Saturday, June 7, 2014

When Jackie Robinson Almost Fought a Cracker in the Cow Palace: a Story of the GOP's Southern Realignment

Michael Beschloss is the type of American public intellectual who can appear on network television, which is to say that he colors within the lines of official, accepted opinion. Nonetheless, I own many of his books; for instance, his volumes devoted to LBJ's self-taped White House conversations.

Today, tucked in the back of the sports page, Beschloss has a story, "Jackie Robinson and Nixon: Life and Death of a Political Friendship," that provides an excellent thumbnail sketch of the electoral realignment caused by the passage of the Civil Rights Act of 1964 and the Grand Old Party's nomination of Barry Goldwater in the Cow Palace the same year.


Let me pick up Beschloss's narrative right there:
Republicans nominated Barry Goldwater, who opposed the 1964 [civil rights] legislation as unconstitutional. When Rockefeller denounced political extremism at the party’s San Francisco convention, Robinson, a “special delegate,” shouted, “C’mon, Rocky!” As Robinson recalled, an Alabama delegate “turned on me menacingly” before “his wife grabbed his arm and turned him back." 
Spoiling for a fight, Jackie cried, “Turn him loose, lady, turn him loose!” [How sweet! Oh, to have been there!] He later wrote with uncharacteristic overstatement that on leaving San Francisco, “I had a better understanding of how it must have felt to be a Jew in Hitler’s Germany.” 
That fall, Robinson joined the 94 percent of the African-American electorate that backed President Johnson. (Since then, the percentage of the black vote for Democratic presidential nominees has never dipped below the low 80s.) In 1968, furious over Nixon’s courtship of Senator Strom Thurmond of South Carolina, who had once led the segregationist “Dixiecrats,” Jackie backed the Democratic nominee, Hubert Humphrey. 
Jackie Robinson died of a heart attack at age 53, two weeks before the 1972 election. Although President Nixon’s civil rights record was considerably stronger (especially on public schools desegregation) than many understood, he was eager that year to carry the five Southern states that had supported George Wallace’s third-party candidacy in 1968; Nixon felt he had little chance to regain much of the African-American vote. 
That March, Robinson, ailing and tired, complained to President Nixon by letter that he was “polarizing this country.” No longer the political optimist of his earlier years, he poignantly wrote his onetime friend, “I want so much to be a part of and to love this country as I once did.”
If you want to know about the politics of the U.S. homeland, all you need to know is the Civil War. We've been fighting it for the last 150 years. We've been fighting the slavers, the money-power non-stop for 150 years. Goldwater begins the realignment of the modern Republican Party with the Old South; Nixon consummates it with his Southern Strategy, co-opting George Wallace's American Independent Party.

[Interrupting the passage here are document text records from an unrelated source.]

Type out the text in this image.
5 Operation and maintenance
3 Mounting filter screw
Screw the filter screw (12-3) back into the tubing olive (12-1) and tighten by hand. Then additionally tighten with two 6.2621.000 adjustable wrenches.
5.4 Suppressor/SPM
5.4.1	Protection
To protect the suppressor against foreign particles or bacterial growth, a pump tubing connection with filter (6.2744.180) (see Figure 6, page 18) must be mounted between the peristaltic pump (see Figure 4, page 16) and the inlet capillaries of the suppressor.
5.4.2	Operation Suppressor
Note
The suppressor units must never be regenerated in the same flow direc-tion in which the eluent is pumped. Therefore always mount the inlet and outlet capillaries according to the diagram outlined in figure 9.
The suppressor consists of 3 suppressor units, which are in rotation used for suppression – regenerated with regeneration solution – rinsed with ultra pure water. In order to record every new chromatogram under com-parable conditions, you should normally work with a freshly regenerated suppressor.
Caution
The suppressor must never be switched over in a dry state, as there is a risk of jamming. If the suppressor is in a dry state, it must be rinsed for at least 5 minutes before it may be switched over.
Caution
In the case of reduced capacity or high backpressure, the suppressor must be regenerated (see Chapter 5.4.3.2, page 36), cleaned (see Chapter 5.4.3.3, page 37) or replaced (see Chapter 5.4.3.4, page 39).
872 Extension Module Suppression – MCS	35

Presently, the GOP is a party that can't win a coutrywide election but is able to dominate Congress with its majority in the House and by filibustering everything in the Senate. The Democrats are sacks of piss and shit, infants sucking on the corporate tit, surviving only by wailing about Tea Party bogeymen.

The Beschloss piece is part of The Upshot, a new series of Gray Lady think pieces that owe more to the kind of writing found online than traditional journalism. So far they have been quite good.